Southern Kaduna has not fared badly under democracy. There are new roads while some old ones are better. There are bridges over some rivers, notably Bondong and Kiffin, where people had lost hope. Such bridges have opened new vistas for many.
Democracy also brought chiefdoms in baskets, introduced judicial reforms, established a state university and catapulted our people into offices hitherto considered impossible like the governor! The gains are much, really, but the basic problem of injustice is still there. A mass of the people are poverty-stricken. Education has been our main industry as it opens windows of opportunities, but our eminently qualified children are still denied university admission to read key courses like medicine, law, engineering, ICT, mass communication, et al.
And, for those in service, discrimination is still their lot, a classical case being the refusal to appoint Prof Andrew Nok as Vice Chancellor of ABU, Zaria, even when he floored every co-competitor after a very strenuous test. Dr Yusuf Bungon suffered same fate in Kaduna Polytechnic some years ago.
In the hinterlands, the inhabitants are still helpless, hapless and hopeless, while the future for many youths is just bleak, blank and black as they are hardly guaranteed equal opportunities to compete for either uniformed or civilian jobs.
To worsen matters, funny politicians still push local agenda to deceive gullible ones. Thanks to such jingoists, the headquarters for the proposed Gurara state has traveled from Kafanchan, to Zonkwa, and now Kachia, depending on the team handling the project at a time.
To tackle collective concerns, we must seek out visionary leaders, who will put the people above individual considerations.
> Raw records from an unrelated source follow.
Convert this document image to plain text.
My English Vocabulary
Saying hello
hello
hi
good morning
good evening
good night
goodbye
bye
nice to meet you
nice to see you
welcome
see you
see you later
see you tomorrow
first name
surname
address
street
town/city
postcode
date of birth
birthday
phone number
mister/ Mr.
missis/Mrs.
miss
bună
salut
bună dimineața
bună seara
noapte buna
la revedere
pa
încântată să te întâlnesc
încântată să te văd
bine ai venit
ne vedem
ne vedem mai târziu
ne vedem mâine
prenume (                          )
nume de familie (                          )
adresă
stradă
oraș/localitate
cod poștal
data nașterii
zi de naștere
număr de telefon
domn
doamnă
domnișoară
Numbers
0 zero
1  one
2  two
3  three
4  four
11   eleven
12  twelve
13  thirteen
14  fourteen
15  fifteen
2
Leaders, who understand our peculiar history and values and are prepared to promote, defend and protect them.
Democracy does offer a good chance to do that. So, we must see it, and by extension, the Patrick Yakowa governorship, as a means to an end, and certainly not an end in itself.
But to really explore the opportunity democracy offers, we must reject the situation where we have become a rubber stamp for just anyone thrown up by PDP primaries where “delegates” are openly bargained for, and bought. Politics, like the Americans would say, is too serious to be left in the hands of politicians alone.
We must also avoid any attachment to hollow ethnic turfs. I recall a top Jaba politician telling some delegates in 2007 that Sen Isaiah Balat, a candidate for the governorship, had bleak chances from northern delegates because he was Kataf. My shamefaced friend only got wiser when his kinsman, Nok, was denied the ABU top job. Again, we must keep people in elected and appointed offices on their feet. They must show a sense of responsibility and be ready to shore up our fortunes. They must not be neutral on matters bordering on our collective values.
Importantly, we must reject elected people, who remain incommunicado, only to surface at election time with peanuts and petty things like wrappers, salt and soap, to get votes. We certainly can’t seek to grow and remain that cheap. But it is also very crucial that we offer some solidarity to the governor, who is one of us. Without being sheepish, we must support him, offer advice and criticise constructively.
The governor has been under severe attacks for working on the Kafanchan campus of the state varsity. This is strange, coming from the host of ABU, FCE, State Poly, School of Agric, NITT, Aviation College, Leather Research Institute, College of Health Technology, Special Hospital, etc.
We should insist, for instance, that our National Assembly members must seek the recruitment and admission patterns in federal and state organisations and ensure that we get our quota.
At a more individual level, the professionals and the well-to-do must offer to help the less privileged. We must give a little back to the society. Retired AVM Ishaya Shekari, for instance, is building a university at Zango-Kataf. We must support and encourage him to complete it.
Chief Danjuma Laah has invested immensely in Kafanchan, ditto Gen. Nom, who has opened a ginger process factory. Adamu Marshal’s local tabloid, “Kabido’’, has also proved very crucial in information dissemination. Dr Thot used to offer free medical services to the poor. We need more of such foresights. For a people heavily marginalized over the years, expectations are understandably very high, which may explain the pressure on Yakowa, but things won’t improve if we remain in any cocoon of pity, or become over expectant of the state government.
Indeed, democracy may not automatically offer solutions to our concerns, but it does give us the impetus to insist that we must be treated as equal stakeholders with one’s ascendancy to the ultimate not based on, or limited by one’s tribe, religion or any other consideration.